Bank of America, BNP Paribas, Citi, Goldman Sachs, JP Morgan and UBS were also part of the settlement, according to law firm Hausfeld — which said the deal was “just the beginning.”
The settlement is the latest payout global lenders have been forced to make after being slapped with billions of pounds in fines by regulators over the forex scandal.
However Hausfeld added that there would also need to be “concerted action” in London to pursue compensation for investors outside the US.
It alleges that the world’s largest banks conspired to fix prices in the foreign exchange market from 2003.
Those banks involved in the latest settlement have also agreed to co-operate with investors in their ongoing litigation against 12 other firms, Hausfeld said.

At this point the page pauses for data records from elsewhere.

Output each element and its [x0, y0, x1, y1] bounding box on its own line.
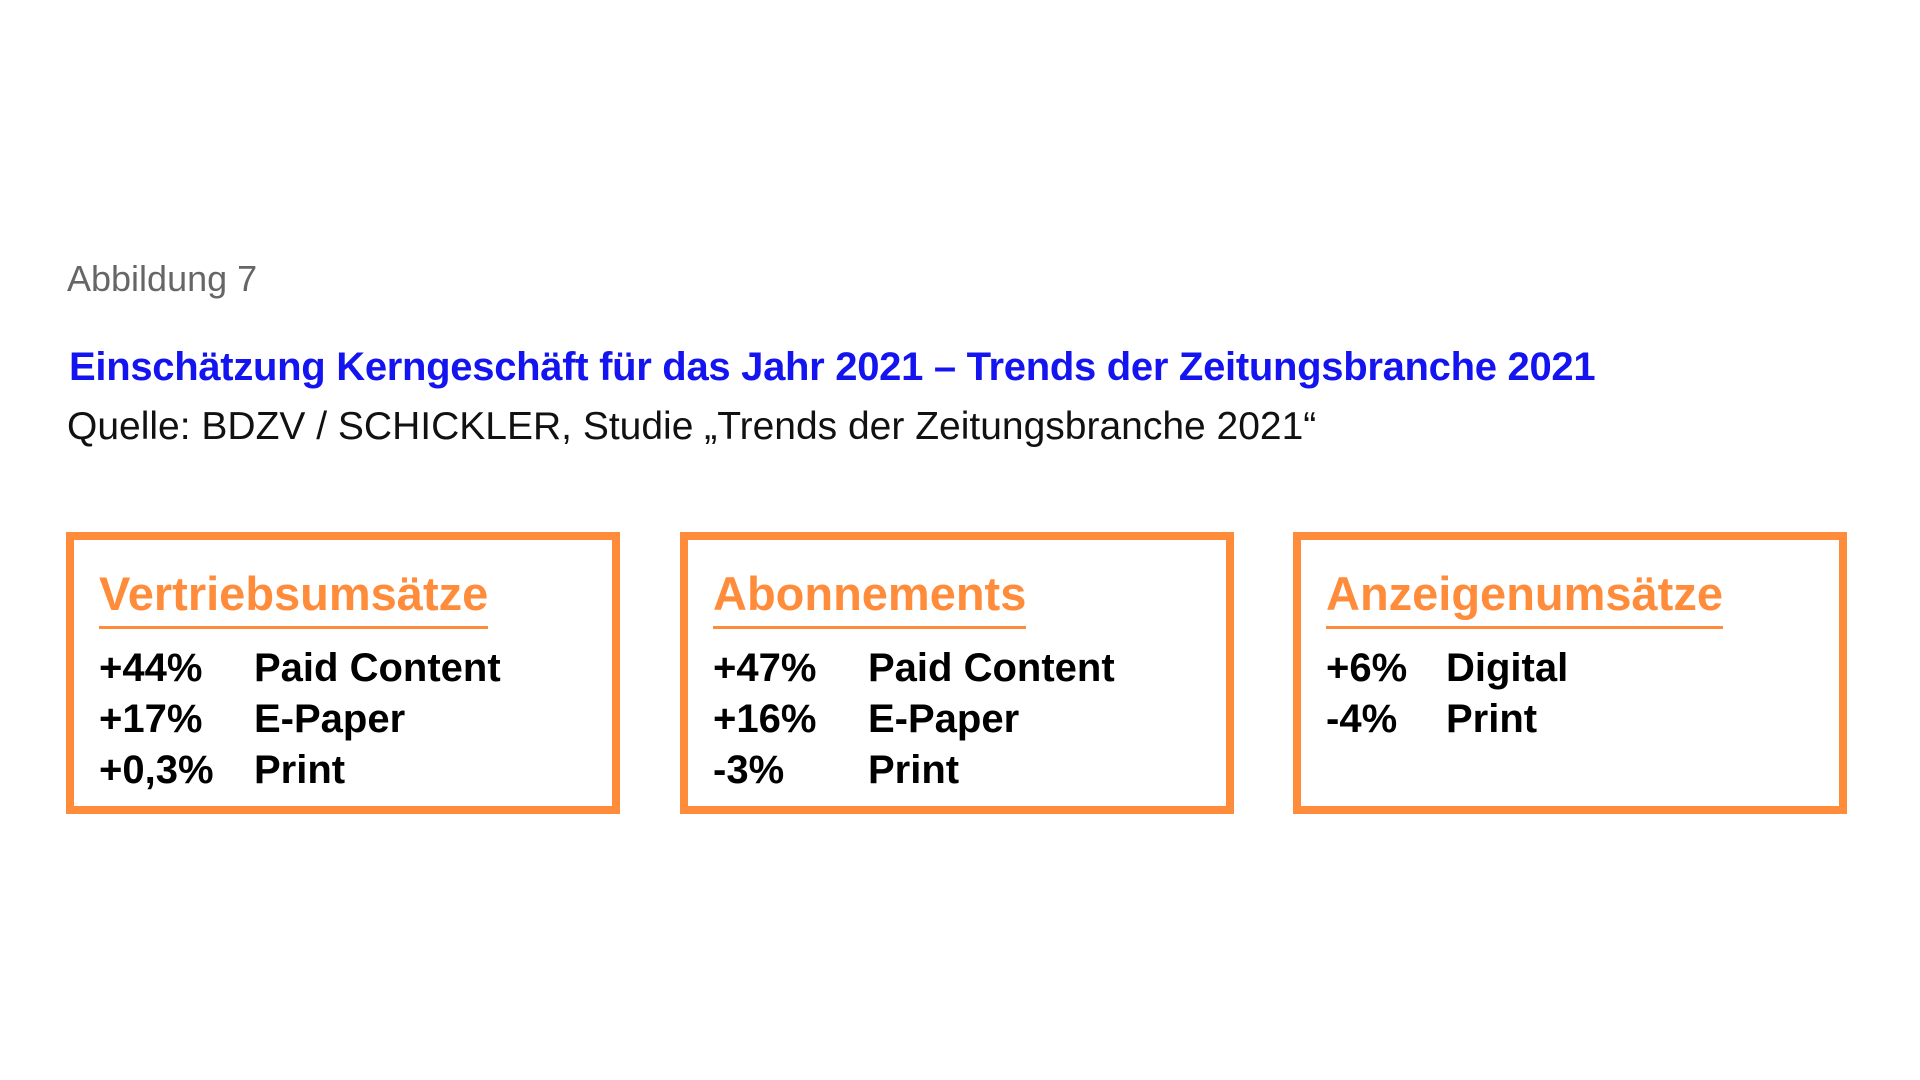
stat-label: E-Paper [868, 697, 1020, 741]
card-heading: Vertriebsumsätze [99, 566, 489, 629]
stat-value: +0,3% [99, 748, 214, 792]
card-heading: Abonnements [713, 566, 1027, 629]
source-caption: Quelle: BDZV / SCHICKLER, Studie „Trends… [67, 405, 1317, 448]
stat-row: +6% Digital [1326, 643, 1568, 694]
stat-row: +16% E-Paper [713, 694, 1115, 745]
stat-value: +16% [713, 697, 817, 741]
stat-value: +44% [99, 646, 203, 690]
stat-label: Print [1446, 697, 1538, 741]
card-anzeigenumsaetze: Anzeigenumsätze +6% Digital -4% Print [1293, 532, 1847, 814]
figure-label: Abbildung 7 [67, 258, 258, 299]
stat-label: E-Paper [254, 697, 406, 741]
stat-row: -3% Print [713, 745, 1115, 796]
stat-label: Print [868, 748, 960, 792]
stat-label: Paid Content [254, 646, 501, 690]
card-vertriebsumsaetze: Vertriebsumsätze +44% Paid Content +17% E-… [66, 532, 620, 814]
card-heading: Anzeigenumsätze [1326, 566, 1723, 629]
stat-value: +6% [1326, 646, 1408, 690]
figure-title: Einschätzung Kerngeschäft für das Jahr 2… [69, 345, 1596, 389]
stat-value: -4% [1326, 697, 1398, 741]
stat-label: Print [254, 748, 346, 792]
stat-row: +44% Paid Content [99, 643, 501, 694]
stat-label: Paid Content [868, 646, 1115, 690]
stat-row: +0,3% Print [99, 745, 501, 796]
stat-value: +17% [99, 697, 203, 741]
stat-label: Digital [1446, 646, 1569, 690]
stat-row: +17% E-Paper [99, 694, 501, 745]
stat-row: -4% Print [1326, 694, 1568, 745]
stat-value: +47% [713, 646, 817, 690]
stat-value: -3% [713, 748, 785, 792]
stat-row: +47% Paid Content [713, 643, 1115, 694]
card-abonnements: Abonnements +47% Paid Content +16% E-Paper… [680, 532, 1234, 814]
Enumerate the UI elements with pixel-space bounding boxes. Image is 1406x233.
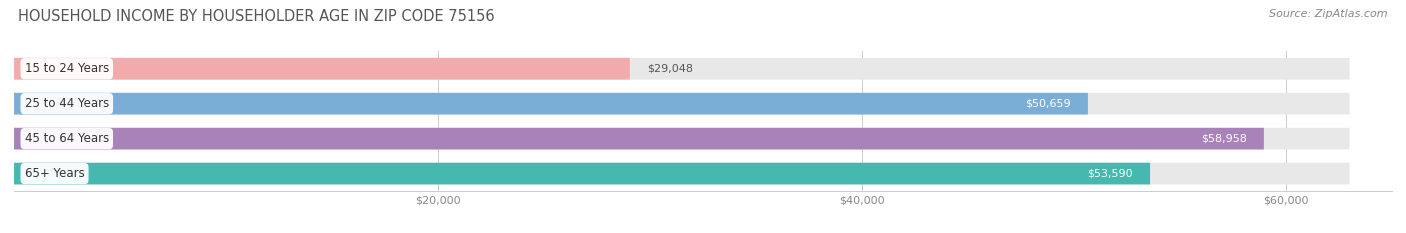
FancyBboxPatch shape [14,93,1350,115]
Text: Source: ZipAtlas.com: Source: ZipAtlas.com [1270,9,1388,19]
FancyBboxPatch shape [14,128,1350,150]
FancyBboxPatch shape [14,163,1150,185]
Text: 15 to 24 Years: 15 to 24 Years [25,62,108,75]
Text: $29,048: $29,048 [647,64,693,74]
Text: $50,659: $50,659 [1025,99,1071,109]
Text: 65+ Years: 65+ Years [25,167,84,180]
Text: 45 to 64 Years: 45 to 64 Years [25,132,108,145]
FancyBboxPatch shape [14,93,1088,115]
Text: HOUSEHOLD INCOME BY HOUSEHOLDER AGE IN ZIP CODE 75156: HOUSEHOLD INCOME BY HOUSEHOLDER AGE IN Z… [18,9,495,24]
FancyBboxPatch shape [14,58,1350,80]
Text: $53,590: $53,590 [1087,169,1133,178]
FancyBboxPatch shape [14,58,630,80]
Text: $58,958: $58,958 [1201,134,1247,144]
FancyBboxPatch shape [14,163,1350,185]
FancyBboxPatch shape [14,128,1264,150]
Text: 25 to 44 Years: 25 to 44 Years [25,97,108,110]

The settlement is subject to approval by a judge.
Anthony Maton, managing partner at Hausfeld in London, said: “The extent of collusive conduct in the FX market is now clear.
“US investors will see compensation from these settlements. Others will not.
“There is no doubt that anyone who traded FX in or through the London or Asian markets — which transact trillions of dollars of business every day — will have suffered a significant loss as a result of the actions of the banks.
“Compensation for these losses will require concerted action in London.” Barclays, HSBC and RBS all declined to comment.